Il va bien falloir qu’on l’accepte comme elle est, Geethali Norah Jones Shankar: pas très animée. Le contraire d’une Liza Minnelli, la comparaison vient évidemment en tête. Sauf les soirs exceptionnels où elle file fofolle et se lâche un peu plus lousse (en 2007 au St-Denis, notamment), Norah n’est jamais (et ne sera sans doute jamais) spectaculaire. C’est tout juste si elle se donne en spectacle dans ce spectacle dont elle est la tête d’affiche: samedi soir en spectacle de clôture du FIJM à Wilfrid-Pelletier, elle donnait à voir sa jolie robe fleurie, des souliers-plateforme sur lesquels bouger lui était encore plus difficile que d’ordinaire, la nouvelle coupe coquine de la pochette de l’album Little Broken Hearts (en moins ébouriffée), et c’est tout.

À part ça, elle a chanté. Aligné les chansons, plutôt, intercalant un merci ici, un thank you là, s’accompagnant le plus souvent à la guitare, Fender Stratocaster rouge, Gibson SG rouge, grosse acoustique, ponctuellement au piano droit ou au piano électrique Fender Rhodes. Voilà, quoi. Joli tableau en soi, on ne se lasse pas de la trouver trop mignonne et de la regarder se dandiner minimalement sur ses escabeaux, mais sinon, il n’y a strictement rien d’autre à faire que de l’écouter, elle et ses quatre jeunes musiciens. Y voyais-je samedi un inconvénient? Pas vraiment.

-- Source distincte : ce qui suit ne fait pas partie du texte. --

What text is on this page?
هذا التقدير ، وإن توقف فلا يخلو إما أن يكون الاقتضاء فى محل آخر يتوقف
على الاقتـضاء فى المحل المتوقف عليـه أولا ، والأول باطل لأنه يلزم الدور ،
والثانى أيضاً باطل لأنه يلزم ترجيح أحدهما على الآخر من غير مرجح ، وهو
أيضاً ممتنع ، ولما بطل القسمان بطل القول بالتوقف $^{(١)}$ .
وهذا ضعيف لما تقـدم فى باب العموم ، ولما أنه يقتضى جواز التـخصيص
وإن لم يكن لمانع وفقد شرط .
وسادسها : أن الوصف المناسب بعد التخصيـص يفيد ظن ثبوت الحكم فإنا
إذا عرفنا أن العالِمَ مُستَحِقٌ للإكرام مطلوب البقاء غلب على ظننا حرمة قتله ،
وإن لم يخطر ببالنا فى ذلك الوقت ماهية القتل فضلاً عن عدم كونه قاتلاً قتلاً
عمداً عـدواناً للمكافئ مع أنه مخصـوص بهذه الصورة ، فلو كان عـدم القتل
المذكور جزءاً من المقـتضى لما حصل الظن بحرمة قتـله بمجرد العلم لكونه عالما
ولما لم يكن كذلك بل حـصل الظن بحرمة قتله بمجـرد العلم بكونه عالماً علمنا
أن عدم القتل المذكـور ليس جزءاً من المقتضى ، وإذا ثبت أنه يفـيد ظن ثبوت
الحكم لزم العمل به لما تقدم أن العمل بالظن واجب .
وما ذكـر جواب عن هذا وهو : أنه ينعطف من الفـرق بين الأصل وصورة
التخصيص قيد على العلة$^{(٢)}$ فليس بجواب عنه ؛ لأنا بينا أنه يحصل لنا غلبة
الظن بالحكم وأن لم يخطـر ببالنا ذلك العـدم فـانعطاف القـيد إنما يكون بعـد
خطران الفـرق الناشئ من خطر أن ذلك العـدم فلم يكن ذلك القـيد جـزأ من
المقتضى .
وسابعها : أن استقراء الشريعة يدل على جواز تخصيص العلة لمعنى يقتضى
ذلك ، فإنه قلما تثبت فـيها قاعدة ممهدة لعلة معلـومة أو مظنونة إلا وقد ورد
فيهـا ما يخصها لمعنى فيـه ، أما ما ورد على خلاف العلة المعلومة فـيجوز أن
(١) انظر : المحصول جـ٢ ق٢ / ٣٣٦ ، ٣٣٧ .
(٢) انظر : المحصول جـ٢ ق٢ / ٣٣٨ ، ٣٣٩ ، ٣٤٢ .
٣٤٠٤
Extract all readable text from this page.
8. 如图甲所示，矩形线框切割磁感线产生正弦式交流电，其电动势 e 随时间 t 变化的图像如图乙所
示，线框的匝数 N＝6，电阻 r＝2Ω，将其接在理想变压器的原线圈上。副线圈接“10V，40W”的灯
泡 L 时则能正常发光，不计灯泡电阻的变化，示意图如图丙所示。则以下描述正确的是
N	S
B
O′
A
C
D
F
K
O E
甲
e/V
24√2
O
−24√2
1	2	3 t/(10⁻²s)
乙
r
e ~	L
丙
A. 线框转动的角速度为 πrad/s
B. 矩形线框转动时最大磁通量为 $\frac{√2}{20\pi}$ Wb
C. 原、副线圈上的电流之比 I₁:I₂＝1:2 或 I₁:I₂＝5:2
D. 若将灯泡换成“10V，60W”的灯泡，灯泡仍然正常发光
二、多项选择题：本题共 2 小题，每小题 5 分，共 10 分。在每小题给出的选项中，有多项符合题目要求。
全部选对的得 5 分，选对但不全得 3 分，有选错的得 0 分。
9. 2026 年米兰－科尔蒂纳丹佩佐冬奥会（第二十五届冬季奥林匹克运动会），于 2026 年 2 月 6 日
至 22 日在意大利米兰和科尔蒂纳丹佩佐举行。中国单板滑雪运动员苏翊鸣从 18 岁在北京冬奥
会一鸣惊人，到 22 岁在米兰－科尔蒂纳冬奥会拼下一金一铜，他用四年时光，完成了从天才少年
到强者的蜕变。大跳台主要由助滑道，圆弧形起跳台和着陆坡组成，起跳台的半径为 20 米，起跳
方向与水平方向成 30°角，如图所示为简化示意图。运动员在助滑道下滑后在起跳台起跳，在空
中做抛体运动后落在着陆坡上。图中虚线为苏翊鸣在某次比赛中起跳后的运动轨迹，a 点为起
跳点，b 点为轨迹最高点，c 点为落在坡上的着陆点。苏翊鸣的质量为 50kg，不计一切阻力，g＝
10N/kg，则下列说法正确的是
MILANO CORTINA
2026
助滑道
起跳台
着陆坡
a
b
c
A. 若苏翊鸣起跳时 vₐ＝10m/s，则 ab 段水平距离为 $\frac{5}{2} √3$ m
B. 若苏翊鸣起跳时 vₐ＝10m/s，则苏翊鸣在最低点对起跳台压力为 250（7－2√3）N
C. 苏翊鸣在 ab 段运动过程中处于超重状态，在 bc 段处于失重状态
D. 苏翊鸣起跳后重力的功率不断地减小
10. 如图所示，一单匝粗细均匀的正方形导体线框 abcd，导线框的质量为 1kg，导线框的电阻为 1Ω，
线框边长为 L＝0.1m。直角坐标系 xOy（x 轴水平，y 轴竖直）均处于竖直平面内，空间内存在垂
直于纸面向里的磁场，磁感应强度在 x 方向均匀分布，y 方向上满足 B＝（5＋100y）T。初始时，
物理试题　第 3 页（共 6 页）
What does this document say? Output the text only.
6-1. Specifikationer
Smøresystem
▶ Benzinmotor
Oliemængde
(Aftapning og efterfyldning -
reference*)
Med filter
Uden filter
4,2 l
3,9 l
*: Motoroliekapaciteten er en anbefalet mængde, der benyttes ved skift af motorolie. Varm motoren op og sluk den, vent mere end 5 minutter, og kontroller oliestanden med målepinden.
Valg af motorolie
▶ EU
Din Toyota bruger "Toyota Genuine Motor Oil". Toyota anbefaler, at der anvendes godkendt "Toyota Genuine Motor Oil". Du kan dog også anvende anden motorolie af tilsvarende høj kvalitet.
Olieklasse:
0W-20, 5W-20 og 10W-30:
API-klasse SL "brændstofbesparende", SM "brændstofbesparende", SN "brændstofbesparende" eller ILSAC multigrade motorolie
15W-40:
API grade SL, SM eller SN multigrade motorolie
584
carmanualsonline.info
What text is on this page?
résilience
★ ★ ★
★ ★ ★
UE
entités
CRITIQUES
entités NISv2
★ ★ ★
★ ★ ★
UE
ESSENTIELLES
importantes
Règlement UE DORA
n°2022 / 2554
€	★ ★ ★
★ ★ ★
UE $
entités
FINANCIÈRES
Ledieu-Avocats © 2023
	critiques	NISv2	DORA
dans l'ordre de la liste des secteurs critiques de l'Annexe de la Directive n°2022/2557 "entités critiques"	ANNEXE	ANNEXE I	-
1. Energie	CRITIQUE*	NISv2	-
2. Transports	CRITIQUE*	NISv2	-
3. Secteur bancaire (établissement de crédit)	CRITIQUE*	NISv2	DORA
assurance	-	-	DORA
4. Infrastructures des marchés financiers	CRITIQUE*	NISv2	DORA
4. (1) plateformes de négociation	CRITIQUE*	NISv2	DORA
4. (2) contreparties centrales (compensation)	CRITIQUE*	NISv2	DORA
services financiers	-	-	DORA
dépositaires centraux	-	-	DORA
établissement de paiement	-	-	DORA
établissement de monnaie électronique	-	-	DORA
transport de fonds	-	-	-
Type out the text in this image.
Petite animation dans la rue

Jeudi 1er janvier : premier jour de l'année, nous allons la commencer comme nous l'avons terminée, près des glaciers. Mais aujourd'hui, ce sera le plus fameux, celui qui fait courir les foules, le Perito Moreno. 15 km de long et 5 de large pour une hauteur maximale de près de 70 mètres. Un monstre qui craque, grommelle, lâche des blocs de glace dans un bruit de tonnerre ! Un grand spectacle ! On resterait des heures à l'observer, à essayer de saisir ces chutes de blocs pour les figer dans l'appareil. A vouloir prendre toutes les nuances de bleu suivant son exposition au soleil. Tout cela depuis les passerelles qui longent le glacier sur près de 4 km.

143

C’est qu’elle a encore et toujours cette voix extraordinaire, Norah Jones. Ce p’tit yodel country dans le fond du gorgotton, ce velouté fabuleusement aisé de chanteuse de jazz des années 1940, cette manière de phraser sans fioriture, ce goût absolu qui l’empêche tellement d’en faire trop que parfois, elle n’en fait pas assez. Qu’il s’agisse des nouveautés plus dynamiques de Little Broken Hearts (les Say Goodbye, Take It Back, Out On The Road et autres Happy Pills qui portent la signature très cinoche kitch de Brian «Danger Mouse» Burton), qu’elle reprenne les belles attendues des disques précédents (fallait entendre la foule soupirer de reconnaissance quand elle démarrait Don’t Know Why ou Cold, Cold Heart), les rendus sont irréprochables. Trop?

Le confort et l’indifférence

Voudrait-on qu’elle s’éloigne un peu de cette zone de confort? Sans doute. Pour ça, il faudrait la voir avec les Little Willies ou El Madmo, ses autres groupes, ses univers parallèles, qui servent précisément à l’amener ailleurs. Quand elle a proposé Black, une chanson du projet Rome de Burton, on avait une sorte d’échantillon de cette autre Norah: l’ambiance moitié Twin Peaks moitié Morricone l’habillait d’un certain… glamour. Quand, au rappel, les musiciens et elle ont joué et chanté à l’avant de la scène, tous autour d’un seul micro, à l’ancienne, on n’était pas loin du naturel des Little Willies. Et on aimait ça.

Satisfaisant et frustrant, on le savait, on le saura, c’est le lot des spectacles de Norah, ni Snorah ni snoraude. Telle quelle, à prendre ou à laisser. N’empêche. Penser qu’on se souviendra forcément du seul moment où elle nous a dit plus que dix mots de suite, l’anecdote à propos de son chien Ralph qui s’était échappé plus tôt dans la journée, est quand même révélateur. Oui, l’entendre chanter est un enchantement, oui, les nouveaux arrangements ravissent, mais après dix ans de fréquentations, ne sommes-nous pas assez familiers pour franchir le seuil de sa porte? Ce fidèle public, il faut bien l’écrire, mérite plus que d’être… l’ombre de son chien.